Background: Recently accumulated evidence indicates a potential association between COVID-19 and elevated susceptibility to cancer, including male genital cancer. However, the causal nature of this relationship remains unclear.

Methods: In this Mendelian randomization (MR) study, we investigated the potential causal relationship between COVID-19 and male genital cancer using genetic variants as instrumental variables. We utilized summary statistics from two large-scale genome-wide association studies of COVID-19 hospitalized Vs. controls, as well as data from a population-based male genital cancer database based on European ancestry. We applied stringent quality control measures to select instrumental variables, including checking for linkage disequilibrium, removing low-quality variants, and assessing the strength of the instruments using the F-statistic. We conducted the MR  analysis using the inverse-variance weighted method and several sensitivity analyses (including MR Egger and Weighted Median MR analysis) to test the robustness of our results.

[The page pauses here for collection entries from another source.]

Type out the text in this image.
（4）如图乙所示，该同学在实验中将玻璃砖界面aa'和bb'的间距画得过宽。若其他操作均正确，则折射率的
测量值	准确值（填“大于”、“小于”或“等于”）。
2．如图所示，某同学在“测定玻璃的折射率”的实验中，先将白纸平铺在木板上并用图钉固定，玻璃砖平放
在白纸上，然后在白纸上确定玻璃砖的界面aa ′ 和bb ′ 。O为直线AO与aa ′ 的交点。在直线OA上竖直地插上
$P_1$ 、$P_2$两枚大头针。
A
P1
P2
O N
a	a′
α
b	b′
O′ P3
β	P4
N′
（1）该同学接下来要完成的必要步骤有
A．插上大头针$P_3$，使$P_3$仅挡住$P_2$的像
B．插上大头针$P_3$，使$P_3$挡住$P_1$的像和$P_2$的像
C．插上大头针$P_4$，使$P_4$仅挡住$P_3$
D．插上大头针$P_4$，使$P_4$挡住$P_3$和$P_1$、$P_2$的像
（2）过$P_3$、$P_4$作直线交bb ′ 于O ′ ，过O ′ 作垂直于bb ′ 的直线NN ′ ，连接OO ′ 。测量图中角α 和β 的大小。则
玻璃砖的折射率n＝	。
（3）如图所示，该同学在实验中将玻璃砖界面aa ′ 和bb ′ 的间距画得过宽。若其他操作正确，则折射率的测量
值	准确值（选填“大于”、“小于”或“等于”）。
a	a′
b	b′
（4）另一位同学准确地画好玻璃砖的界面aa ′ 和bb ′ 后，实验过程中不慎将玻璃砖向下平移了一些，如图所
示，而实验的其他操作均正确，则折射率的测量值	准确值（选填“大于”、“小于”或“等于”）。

Results: Our MR analysis revealed no causal associations between COVID-19 hospitalization and the incidence of male genital cancer. In the inverse-variance weighted analysis, no causal associations were observed between patients with COVID-19 hospitalization and the incidence of male genital cancer (odds ratio = 1.000 and 95% confidence interval = 0.998-1.001, p = 0.668). The estimated causal effect was consistent across all sensitivity analyses (including the Weighted Median, the MR Egger analysis, and the MR PROSSO analysis). The leave-one-out analysis showed that there was no any sing Single-nucleotide polymorphism significantly influencing our results.

Conclusions: Our study provides evidence that there is no causal association between COVID-19 hospitalization and male genital cancer.